When 3G was phasing out 2G networks, one of the main advantages of the new technology was that, unlike 2G cell protocol whose encryption was easy to crack, the new cell standards and protocols are largely immune from tracking and monitoring, or so we thought.
Security researchers have discovered a vulnerability in 3G and 4G networks that allow location tracking.
The report details a weakness in the authentication and key agreement, which lets a phone communicate securely with the subscriber’s cell network.

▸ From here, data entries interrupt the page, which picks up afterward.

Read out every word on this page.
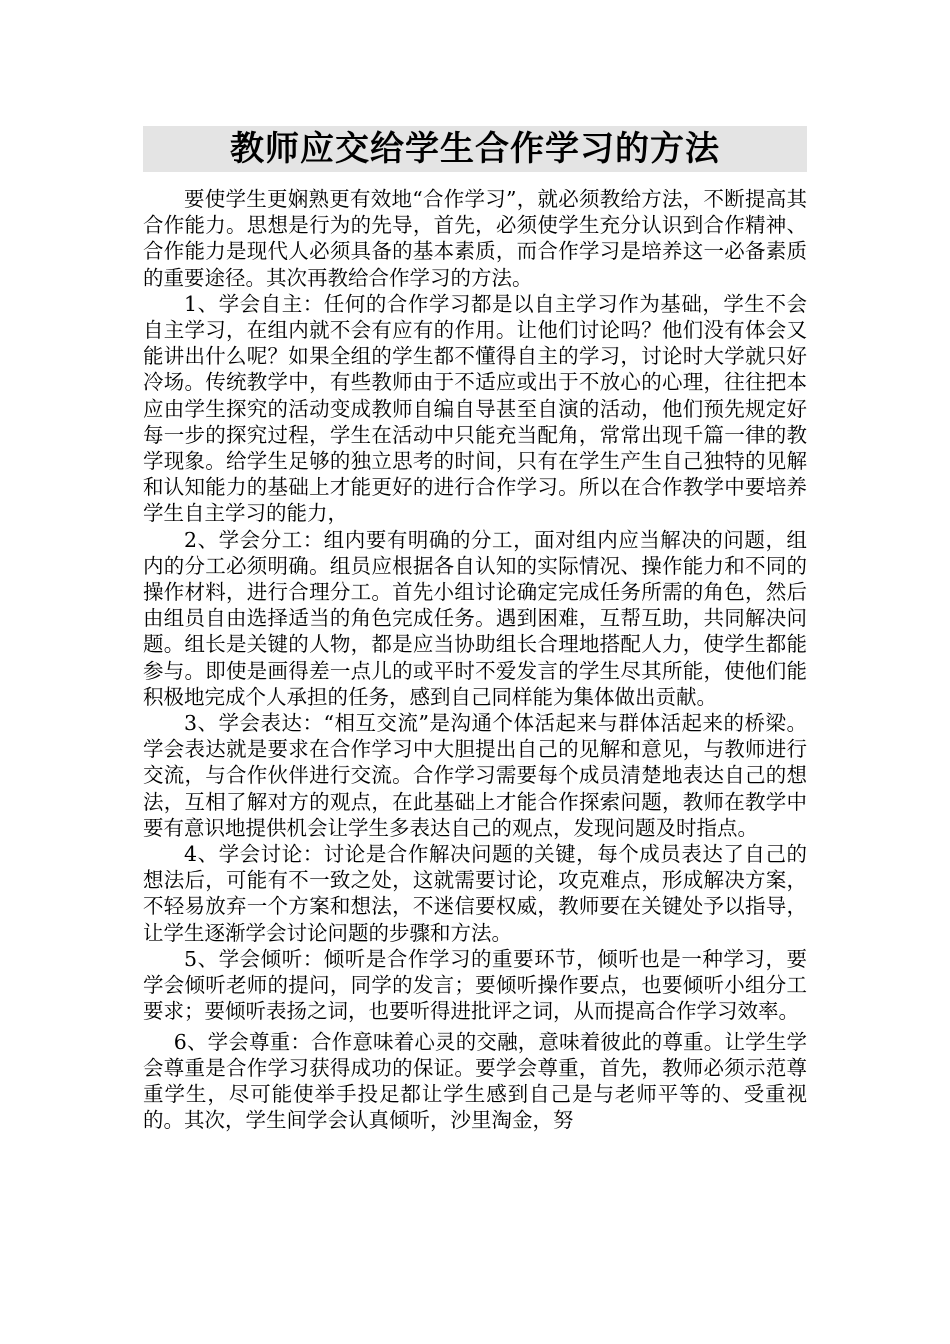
教师应交给学生合作学习的方法

要使学生更娴熟更有效地“合作学习”，就必须教给方法，不断提高其合作能力。思想是行为的先导，首先，必须使学生充分认识到合作精神、合作能力是现代人必须具备的基本素质，而合作学习是培养这一必备素质的重要途径。其次再教给合作学习的方法。

1、学会自主：任何的合作学习都是以自主学习作为基础，学生不会自主学习，在组内就不会有应有的作用。让他们讨论吗？他们没有体会又能讲出什么呢？如果全组的学生都不懂得自主的学习，讨论时大学就只好冷场。传统教学中，有些教师由于不适应或出于不放心的心理，往往把本应由学生探究的活动变成教师自编自导甚至自演的活动，他们预先规定好每一步的探究过程，学生在活动中只能充当配角，常常出现千篇一律的教学现象。给学生足够的独立思考的时间，只有在学生产生自己独特的见解和认知能力的基础上才能更好的进行合作学习。所以在合作教学中要培养学生自主学习的能力，

2、学会分工：组内要有明确的分工，面对组内应当解决的问题，组内的分工必须明确。组员应根据各自认知的实际情况、操作能力和不同的操作材料，进行合理分工。首先小组讨论确定完成任务所需的角色，然后由组员自由选择适当的角色完成任务。遇到困难，互帮互助，共同解决问题。组长是关键的人物，都是应当协助组长合理地搭配人力，使学生都能参与。即使是画得差一点儿的或平时不爱发言的学生尽其所能，使他们能积极地完成个人承担的任务，感到自己同样能为集体做出贡献。

3、学会表达：“相互交流”是沟通个体活起来与群体活起来的桥梁。学会表达就是要求在合作学习中大胆提出自己的见解和意见，与教师进行交流，与合作伙伴进行交流。合作学习需要每个成员清楚地表达自己的想法，互相了解对方的观点，在此基础上才能合作探索问题，教师在教学中要有意识地提供机会让学生多表达自己的观点，发现问题及时指点。

4、学会讨论：讨论是合作解决问题的关键，每个成员表达了自己的想法后，可能有不一致之处，这就需要讨论，攻克难点，形成解决方案，不轻易放弃一个方案和想法，不迷信要权威，教师要在关键处予以指导，让学生逐渐学会讨论问题的步骤和方法。

5、学会倾听：倾听是合作学习的重要环节，倾听也是一种学习，要学会倾听老师的提问，同学的发言；要倾听操作要点，也要倾听小组分工要求；要倾听表扬之词，也要听得进批评之词，从而提高合作学习效率。

6、学会尊重：合作意味着心灵的交融，意味着彼此的尊重。让学生学会尊重是合作学习获得成功的保证。要学会尊重，首先，教师必须示范尊重学生，尽可能使举手投足都让学生感到自己是与老师平等的、受重视的。其次，学生间学会认真倾听，沙里淘金，努
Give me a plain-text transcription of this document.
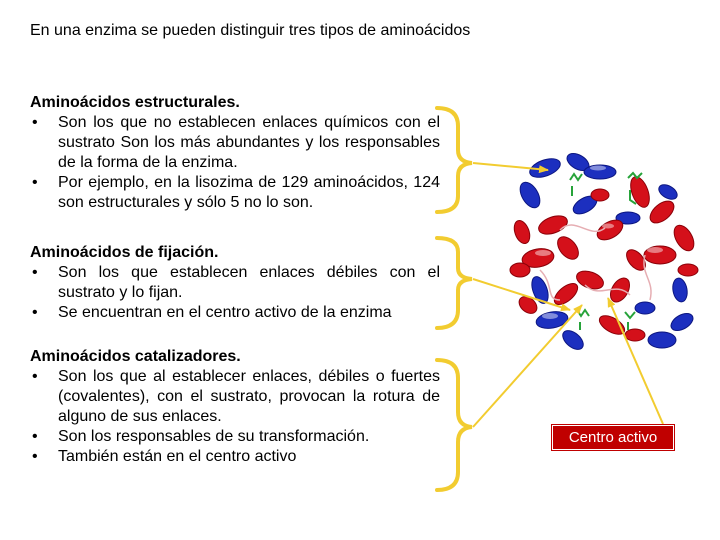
En una enzima se pueden distinguir tres tipos de aminoácidos
Aminoácidos estructurales.
• Son los que no establecen enlaces químicos con el sustrato Son los más abundantes y los responsables de la forma de la enzima.
• Por ejemplo, en la lisozima de 129 aminoácidos, 124 son estructurales y sólo 5 no lo son.
Aminoácidos de fijación.
• Son los que establecen enlaces débiles con el sustrato y lo fijan.
• Se encuentran en el centro activo de la enzima
Aminoácidos catalizadores.
• Son los que al establecer enlaces, débiles o fuertes (covalentes), con el sustrato, provocan la rotura de alguno de sus enlaces.
• Son los responsables de su transformación.
• También están en el centro activo
Centro activo
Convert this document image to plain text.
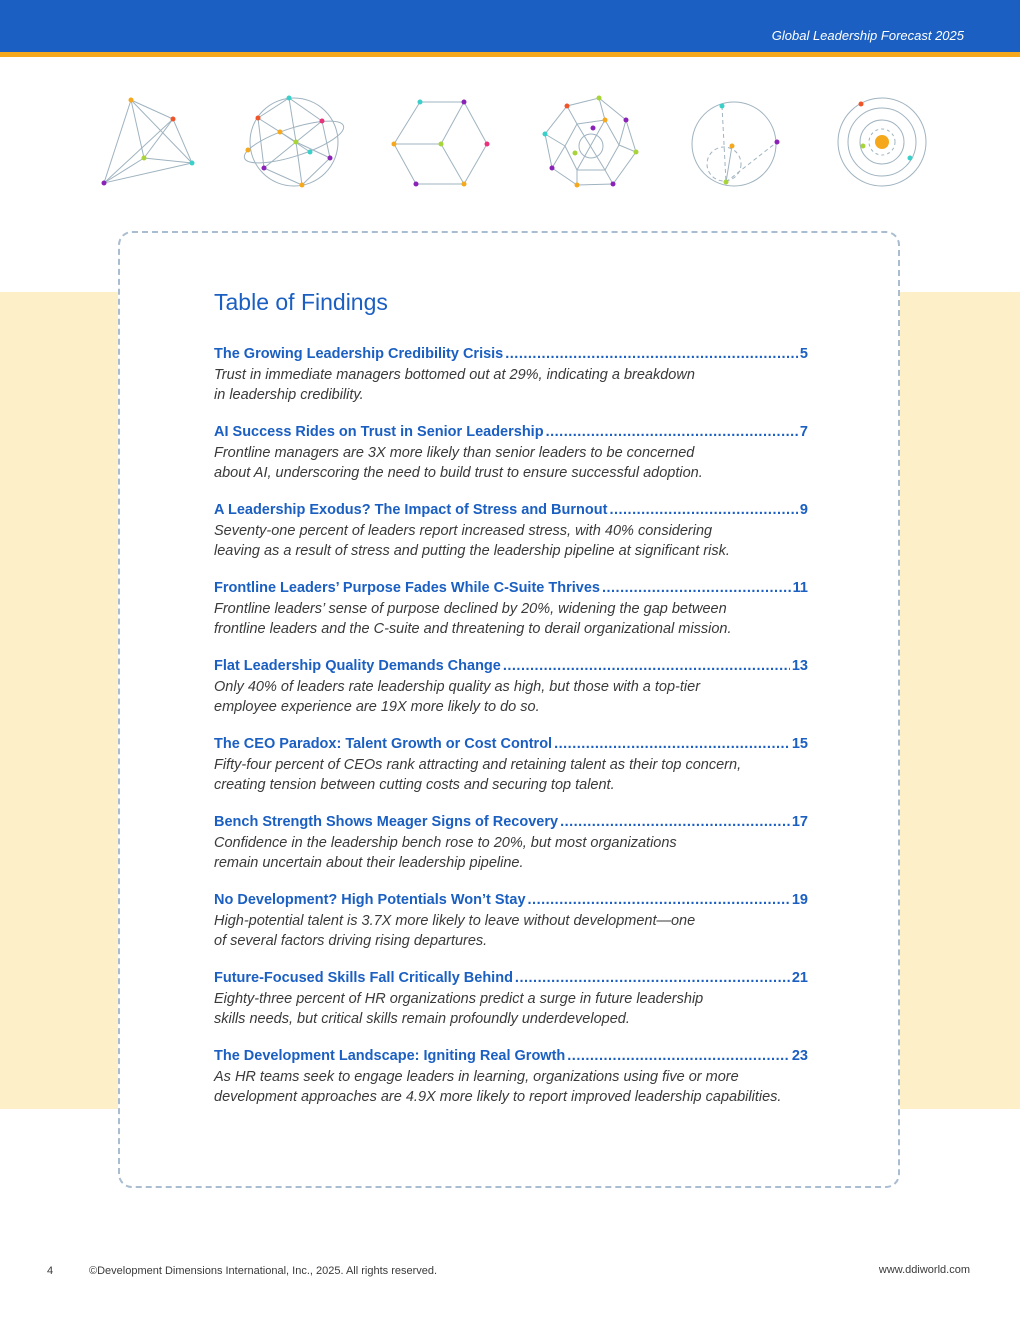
Global Leadership Forecast 2025
Table of Findings
The Growing Leadership Credibility Crisis .....	5
Trust in immediate managers bottomed out at 29%, indicating a breakdown
in leadership credibility.
AI Success Rides on Trust in Senior Leadership .....	7
Frontline managers are 3X more likely than senior leaders to be concerned
about AI, underscoring the need to build trust to ensure successful adoption.
A Leadership Exodus? The Impact of Stress and Burnout .....	9
Seventy-one percent of leaders report increased stress, with 40% considering
leaving as a result of stress and putting the leadership pipeline at significant risk.
Frontline Leaders’ Purpose Fades While C-Suite Thrives .....	11
Frontline leaders’ sense of purpose declined by 20%, widening the gap between
frontline leaders and the C-suite and threatening to derail organizational mission.
Flat Leadership Quality Demands Change .....	13
Only 40% of leaders rate leadership quality as high, but those with a top-tier
employee experience are 19X more likely to do so.
The CEO Paradox: Talent Growth or Cost Control .....	15
Fifty-four percent of CEOs rank attracting and retaining talent as their top concern,
creating tension between cutting costs and securing top talent.
Bench Strength Shows Meager Signs of Recovery .....	17
Confidence in the leadership bench rose to 20%, but most organizations
remain uncertain about their leadership pipeline.
No Development? High Potentials Won’t Stay .....	19
High-potential talent is 3.7X more likely to leave without development—one
of several factors driving rising departures.
Future-Focused Skills Fall Critically Behind .....	21
Eighty-three percent of HR organizations predict a surge in future leadership
skills needs, but critical skills remain profoundly underdeveloped.
The Development Landscape: Igniting Real Growth .....	23
As HR teams seek to engage leaders in learning, organizations using five or more
development approaches are 4.9X more likely to report improved leadership capabilities.
4	©Development Dimensions International, Inc., 2025. All rights reserved.	www.ddiworld.com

The agreement protocol relies on a counter that’s stored on the phone operator’s systems to authenticate the device and to prevent replay attacks, but the researchers found that the counter isn’t well protected and partially leaks. That can allow an attacker to monitor consumption patterns, such as when calls are made and when text messages are sent and track the physical location of a cell phone.
In an interview with ZDNet, Ravishankar Borgaonkar, a co-author of the report, said that “due to low-cost hardware and software setup, we would not be surprised to see criminal stalking and harassment to more mundane monitoring of spouse or employee movements, as well as profiling for commercial and advertisement purposes.”
The report indicates that the flaw is part of the 3G and 4G standard, the weakness affects all mobile network operators worldwide.
To scare you some more, the researchers say that “very little can be done to protect against these kinds of attacks, in part because mobile operating systems don’t detect radio-level attacks.”
Light at the end of the tunnel is that the flaw doesn’t allow the interception of calls or text messages. Plus, there’s the possibility that this issue could be fixed with the upcoming 5G standard – when we eventually get there.